Ce résultat révèle pourquoi les études qui utilisent la dépendance et l’abondance des ressources comme mesures alternatives des ressources ont tendance à rapporter des résultats différents. Compte tenu des niveaux de revenu initiaux, les pays qui commencent avec une plus grande dépendance aux ressources finiront par avoir une qualité institutionnelle relativement plus faible, alors que ce n’est pas nécessairement le cas pour les pays qui commencent avec des niveaux élevés d’abondance de ressources. L’effet négatif indirect par le biais des institutions est donc plus important et négatif pour la dépendance aux ressources. Entre les deux mesures, nous constatons également que l’abondance des ressources entraîne un effet positif direct plus cohérent sur les résultats de développement.
Constat 3. L’effet des ressources sur le développement tend à différer entre les résultats de développement du capital physique et du capital humain.
Notre analyse suggère que les résultats de développement humain semblent souffrir davantage du canal indirect négatif de la malédiction des ressources que le capital physique.
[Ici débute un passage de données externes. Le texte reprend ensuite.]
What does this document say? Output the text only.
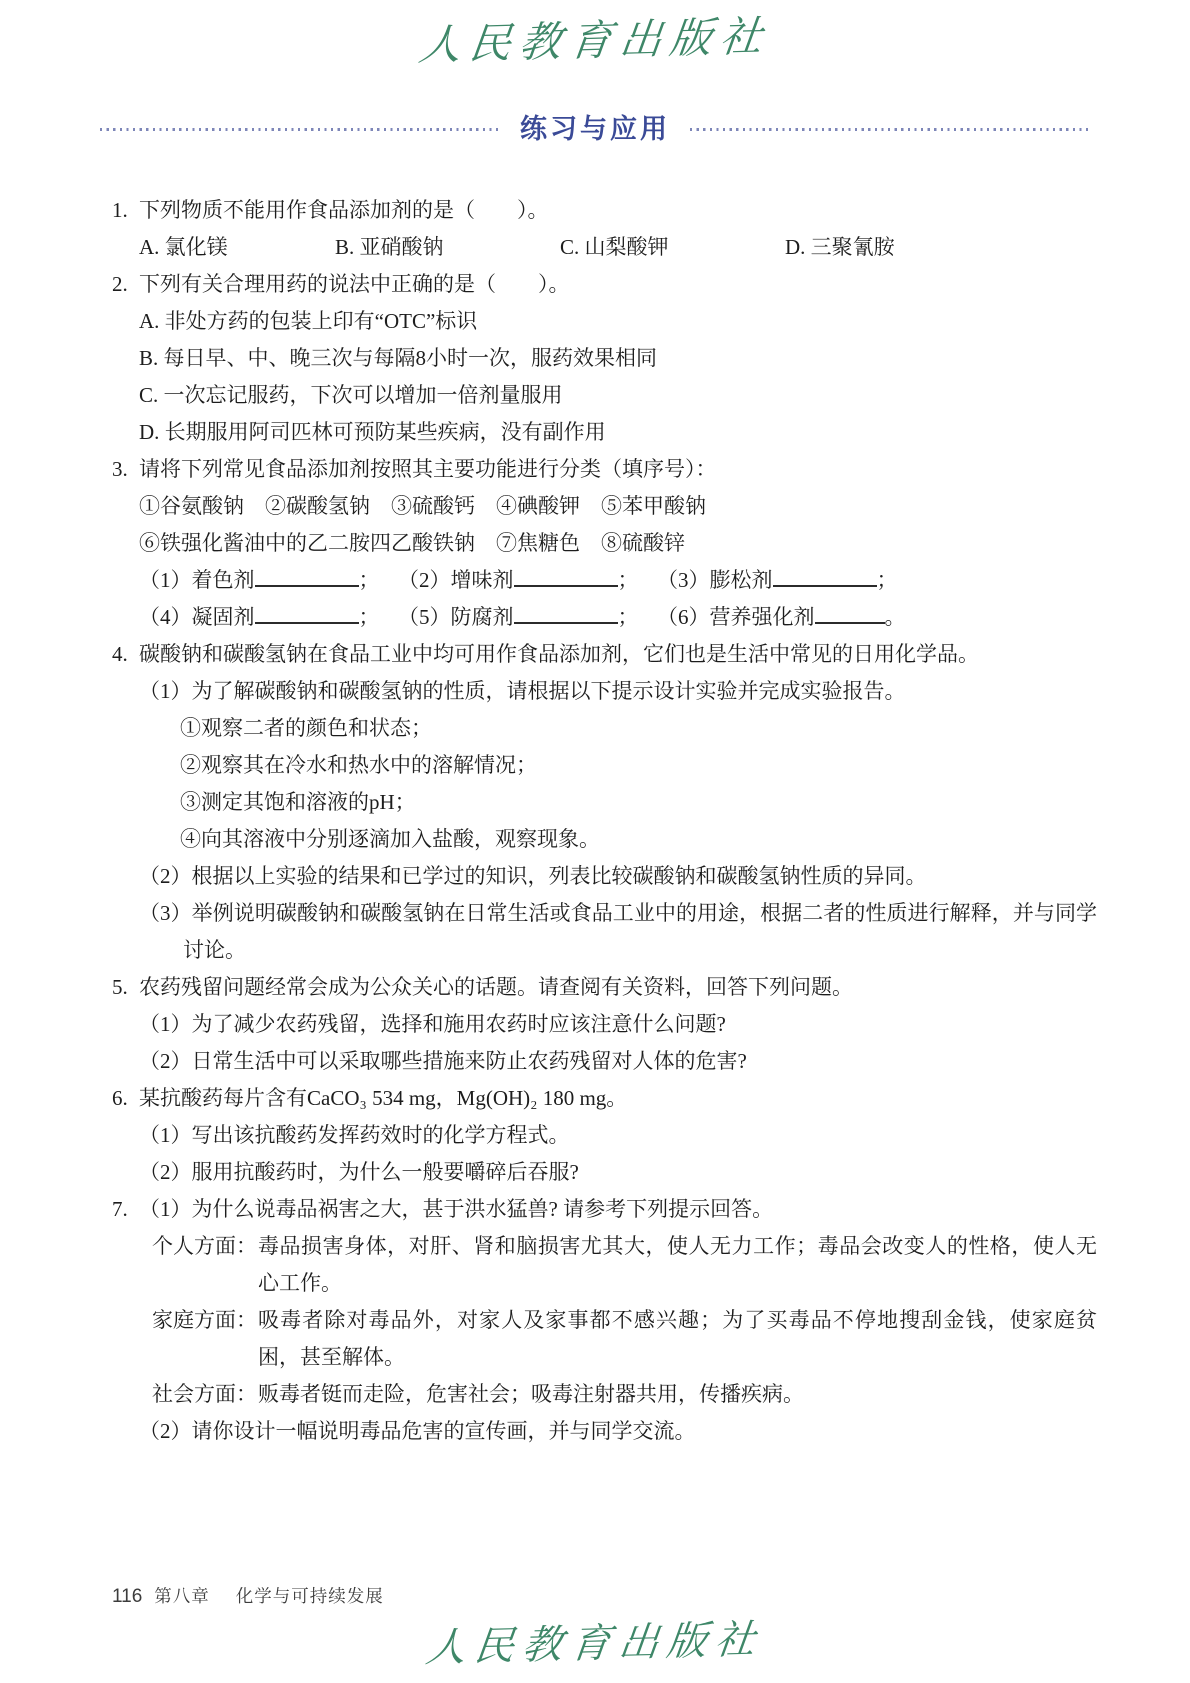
人民教育出版社
练习与应用
1. 下列物质不能用作食品添加剂的是（　　）。
A. 氯化镁	B. 亚硝酸钠	C. 山梨酸钾	D. 三聚氰胺
2. 下列有关合理用药的说法中正确的是（　　）。
A. 非处方药的包装上印有“OTC”标识
B. 每日早、中、晚三次与每隔8小时一次，服药效果相同
C. 一次忘记服药，下次可以增加一倍剂量服用
D. 长期服用阿司匹林可预防某些疾病，没有副作用
3. 请将下列常见食品添加剂按照其主要功能进行分类（填序号）：
①谷氨酸钠　②碳酸氢钠　③硫酸钙　④碘酸钾　⑤苯甲酸钠
⑥铁强化酱油中的乙二胺四乙酸铁钠　⑦焦糖色　⑧硫酸锌
（1）着色剂	； （2）增味剂	； （3）膨松剂	；
（4）凝固剂	； （5）防腐剂	； （6）营养强化剂	。
4. 碳酸钠和碳酸氢钠在食品工业中均可用作食品添加剂，它们也是生活中常见的日用化学品。
（1）为了解碳酸钠和碳酸氢钠的性质，请根据以下提示设计实验并完成实验报告。
①观察二者的颜色和状态；
②观察其在冷水和热水中的溶解情况；
③测定其饱和溶液的pH；
④向其溶液中分别逐滴加入盐酸，观察现象。
（2）根据以上实验的结果和已学过的知识，列表比较碳酸钠和碳酸氢钠性质的异同。
（3）举例说明碳酸钠和碳酸氢钠在日常生活或食品工业中的用途，根据二者的性质进行解释，并与同学讨论。
5. 农药残留问题经常会成为公众关心的话题。请查阅有关资料，回答下列问题。
（1）为了减少农药残留，选择和施用农药时应该注意什么问题?
（2）日常生活中可以采取哪些措施来防止农药残留对人体的危害?
6. 某抗酸药每片含有CaCO₃ 534 mg，Mg(OH)₂ 180 mg。
（1）写出该抗酸药发挥药效时的化学方程式。
（2）服用抗酸药时，为什么一般要嚼碎后吞服?
7. （1）为什么说毒品祸害之大，甚于洪水猛兽? 请参考下列提示回答。
个人方面： 毒品损害身体，对肝、肾和脑损害尤其大，使人无力工作；毒品会改变人的性格，使人无心工作。
家庭方面： 吸毒者除对毒品外，对家人及家事都不感兴趣；为了买毒品不停地搜刮金钱，使家庭贫困，甚至解体。
社会方面： 贩毒者铤而走险，危害社会；吸毒注射器共用，传播疾病。
（2）请你设计一幅说明毒品危害的宣传画，并与同学交流。
116 第八章 化学与可持续发展
人民教育出版社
D’autre part, le PIB par habitant et le développement du capital physique semblent bénéficier relativement plus des effets économiques directs des booms de ressources. Cela peut s’expliquer par le fait que les rentes des ressources peuvent augmenter les revenus et fournir des devises fortes pour financer des projets d’investissement. Ce résultat doit toutefois être interprété avec prudence, car la mesure du capital public pourrait également capter les dépenses publiques destinées à faciliter l’extraction des ressources.
Résumé
Les résultats montrent que les ressources naturelles sont mieux considérées comme une épée à double tranchant qui a un effet économique positif ainsi qu’un effet institutionnel négatif sur la performance du développement. L’équilibre entre les deux semble dépendre de la façon dont les ressources naturelles sont mesurées – abondance ou dépendance – et du type spécifique de résultat de développement considéré : humain ou physique. Alors que nos résultats identifient des explications potentielles pour les résultats contradictoires des recherches antérieures, d’autres preuves sont nécessaires pour mieux comprendre le lien complexe entre les ressources et le développement, et faire la lumière sur la façon dont les pays peuvent minimiser le risque de la malédiction des ressources.